De Wet toekomst pensioenen
In 2019 hebben het kabinet en sociale partners in het Pensioenakkoord een breed pakket aan maatregelen met elkaar afgesproken. Op 30 maart 2022 bood Minister Carola Schouten de uitwerking daarvan aan de Tweede Kamer aan voor behandeling. Een belangrijke stap in de transitie naar het nieuwe pensioenstelsel!
Wij zien 5 opvallende zaken:
Een verplichte risicodelingsreserve voor beroepspensioenfondsen,
deelnemers mogen in de flexibele premieregeling kiezen voor vast of variabel,
in de transitieperiode gelden aparte regels,
bezwaar maken tegen invaren kan niet en
het nabestaandenpensioen past beter bij de arbeidsmobiliteit.

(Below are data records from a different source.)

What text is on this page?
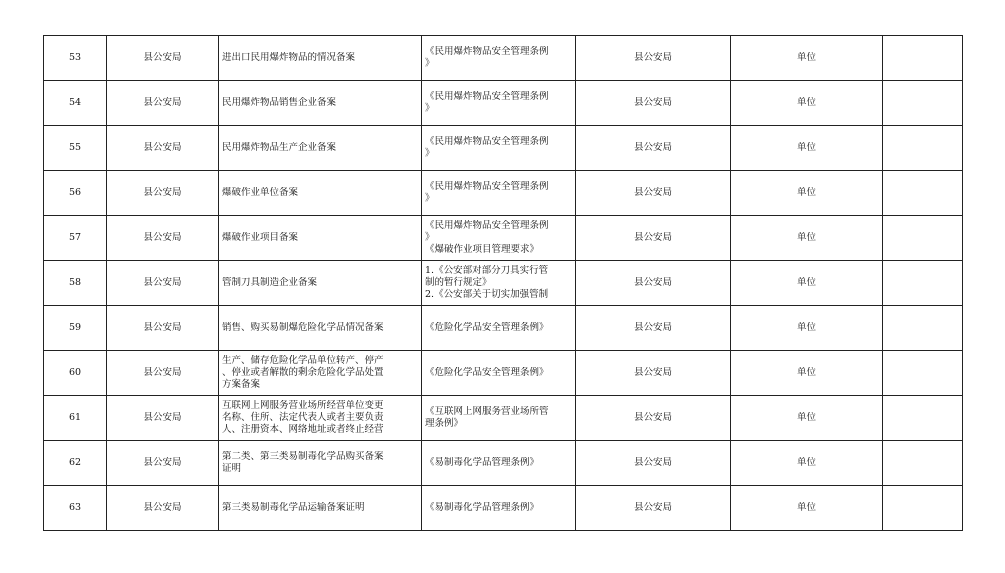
53	县公安局	进出口民用爆炸物品的情况备案	《民用爆炸物品安全管理条例
》	县公安局	单位	

54	县公安局	民用爆炸物品销售企业备案	《民用爆炸物品安全管理条例
》	县公安局	单位	

55	县公安局	民用爆炸物品生产企业备案	《民用爆炸物品安全管理条例
》	县公安局	单位	

56	县公安局	爆破作业单位备案	《民用爆炸物品安全管理条例
》	县公安局	单位	

57	县公安局	爆破作业项目备案	《民用爆炸物品安全管理条例
》
《爆破作业项目管理要求》	县公安局	单位	

58	县公安局	管制刀具制造企业备案	1.《公安部对部分刀具实行管
制的暂行规定》
2.《公安部关于切实加强管制	县公安局	单位	

59	县公安局	销售、购买易制爆危险化学品情况备案	《危险化学品安全管理条例》	县公安局	单位	

60	县公安局	生产、储存危险化学品单位转产、停产
、停业或者解散的剩余危险化学品处置
方案备案	《危险化学品安全管理条例》	县公安局	单位	

61	县公安局	互联网上网服务营业场所经营单位变更
名称、住所、法定代表人或者主要负责
人、注册资本、网络地址或者终止经营	《互联网上网服务营业场所管
理条例》	县公安局	单位	

62	县公安局	第二类、第三类易制毒化学品购买备案
证明	《易制毒化学品管理条例》	县公安局	单位	

63	县公安局	第三类易制毒化学品运输备案证明	《易制毒化学品管理条例》	县公安局	单位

Risicodelingsreserve verplicht voor onder andere beroepspensioenfondsen
Bij de solidaire premieregeling is het aanhouden van de solidariteitsreserve verplicht. Het equivalent bij de flexibele premieregeling, de risicodelingsreserve, heeft juist een optioneel karakter. Nieuw is dat een beroepspensioenfonds en verplichtgesteld bedrijfstakpensioenfonds kunnen kiezen voor een flexibele premieregeling. En in dat geval is het pensioenfonds verplicht om een risicodelingsreserve aan te houden. Voor ondernemingspensioenfondsen en vrijwillige bedrijfstakpensioenfondsen geldt deze eis niet.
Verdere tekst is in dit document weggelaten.